I was given this hint although I can't understand how they are equal (the integral on the RHS is the Gaussian integral):

$\int_{0}^{\infty} {x^6 e^{-x^2}} dx = -\frac{d^3}{da^3} \int_{0}^{\infty} { e^{-ax^2}} dx $

That's pretty much all I've got so far. Any help would really be appreciated!

Edit: This is different from the supposed duplicate because in the other one, I was asked to make one post per question and the answer was the hint but I didn't understand how it was equal.

Answer 1

Hint:

First note that :

$$\int_{0}^{\infty} e^{-ax^2} = \frac{1}{2}\sqrt{\frac{\pi}{a}}$$

Secondly, convince yourself that $$\int_{-\infty}^{0} x^6e^{-x^2} = \int_{0}^{\infty} x^6e^{-x^2} $$

Answer 2

The hint you were given perhaps needs some justification.
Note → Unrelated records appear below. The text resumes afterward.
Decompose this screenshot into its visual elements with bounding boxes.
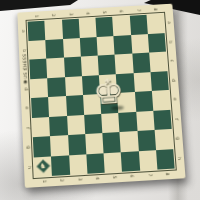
square[interactable] <box>28 21 46 41</box>
square[interactable] <box>120 131 139 152</box>
square[interactable] <box>121 151 140 172</box>
square[interactable] <box>101 112 120 133</box>
square[interactable] <box>102 132 121 153</box>
square[interactable] <box>32 117 50 138</box>
square[interactable] <box>29 59 47 79</box>
square[interactable] <box>104 152 123 173</box>
square[interactable] <box>95 17 113 37</box>
square[interactable] <box>45 39 63 59</box>
square[interactable] <box>46 58 64 78</box>
board-frame-line: ♚♞ <box>28 14 175 177</box>
square[interactable] <box>129 15 147 35</box>
square[interactable] <box>66 95 84 115</box>
knight-icon: ♞ <box>40 163 47 171</box>
square[interactable] <box>152 90 171 110</box>
square[interactable] <box>51 155 69 176</box>
square[interactable] <box>62 19 80 39</box>
square[interactable] <box>86 153 105 174</box>
square[interactable] <box>84 113 102 134</box>
board-grid: ♚♞ <box>28 14 175 177</box>
square[interactable] <box>138 150 157 171</box>
square[interactable] <box>80 37 98 57</box>
square[interactable] <box>118 111 137 132</box>
square[interactable] <box>156 149 175 170</box>
square[interactable] <box>131 34 149 54</box>
square[interactable] <box>114 35 132 55</box>
us-chess-wordmark: ◉ US CHESS <box>21 53 28 86</box>
square[interactable] <box>97 36 115 56</box>
square[interactable] <box>47 77 65 97</box>
square[interactable] <box>148 33 166 53</box>
square[interactable] <box>31 97 49 117</box>
chess-board[interactable]: 12345678 12345678 abcdefgh abcdefgh ◉ US… <box>17 4 185 188</box>
square[interactable] <box>64 57 82 77</box>
us-chess-circle-logo-icon: ◉ <box>22 79 28 86</box>
square[interactable] <box>134 91 153 111</box>
square[interactable]: ♞ <box>34 156 52 177</box>
square[interactable] <box>150 71 169 91</box>
photo-scene: 12345678 12345678 abcdefgh abcdefgh ◉ US… <box>0 0 200 200</box>
square[interactable] <box>65 76 83 96</box>
square[interactable] <box>133 72 151 92</box>
square[interactable] <box>154 129 173 150</box>
square[interactable] <box>45 20 63 40</box>
square[interactable] <box>136 110 155 131</box>
square[interactable] <box>50 135 68 156</box>
square[interactable] <box>28 40 46 60</box>
square[interactable] <box>49 115 67 136</box>
square[interactable] <box>30 78 48 98</box>
square[interactable] <box>69 154 88 175</box>
white-king-piece[interactable]: ♚ <box>92 73 124 109</box>
square[interactable] <box>149 52 167 72</box>
square[interactable] <box>112 16 130 36</box>
square[interactable] <box>137 130 156 151</box>
square[interactable] <box>48 96 66 116</box>
square[interactable] <box>33 136 51 157</box>
us-chess-knight-diamond-logo: ♞ <box>36 159 50 173</box>
square[interactable] <box>85 133 104 154</box>
square[interactable] <box>78 18 96 38</box>
square[interactable] <box>132 53 150 73</box>
square[interactable] <box>68 134 86 155</box>
square[interactable]: ♚ <box>100 93 118 113</box>
square[interactable] <box>63 38 81 58</box>
square[interactable] <box>67 114 85 135</box>
square[interactable] <box>153 109 172 130</box>
square[interactable] <box>146 14 164 34</box>
brand-text: US CHESS <box>21 53 27 79</box>
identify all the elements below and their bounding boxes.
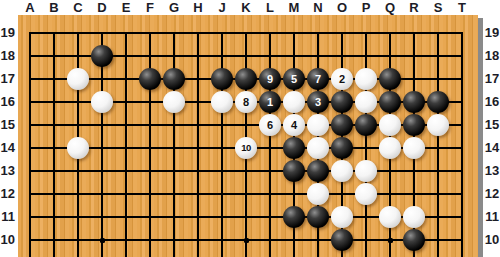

What they're doing is differentiating under the integral (Or Feynman Integraton). As it turns out, in some cases, you are free to differentiate under the integral, then evaluate the integral, and then re-integrate again later on. So to say, $$ -\frac{d^3}{da^3} \int_0^{\infty} e^{-ax^2} dx = -\int_0^{\infty} \frac{d^3}{da^3} e^{-ax^2} dx = \int_0^{\infty} x^6 e^{-ax^2} $$ They chose to generalize the equation for any $a$, and then later on put back $a$ as -$1$.

Other than this, integration by parts (with or without the tabular method) should be able to solve this. As Dionel hinted, $ \int_{0}^{\infty} e^{-ax^2}dx = \frac{\sqrt{\pi}}{2\sqrt{a}} $, and also showing that it is symmetric.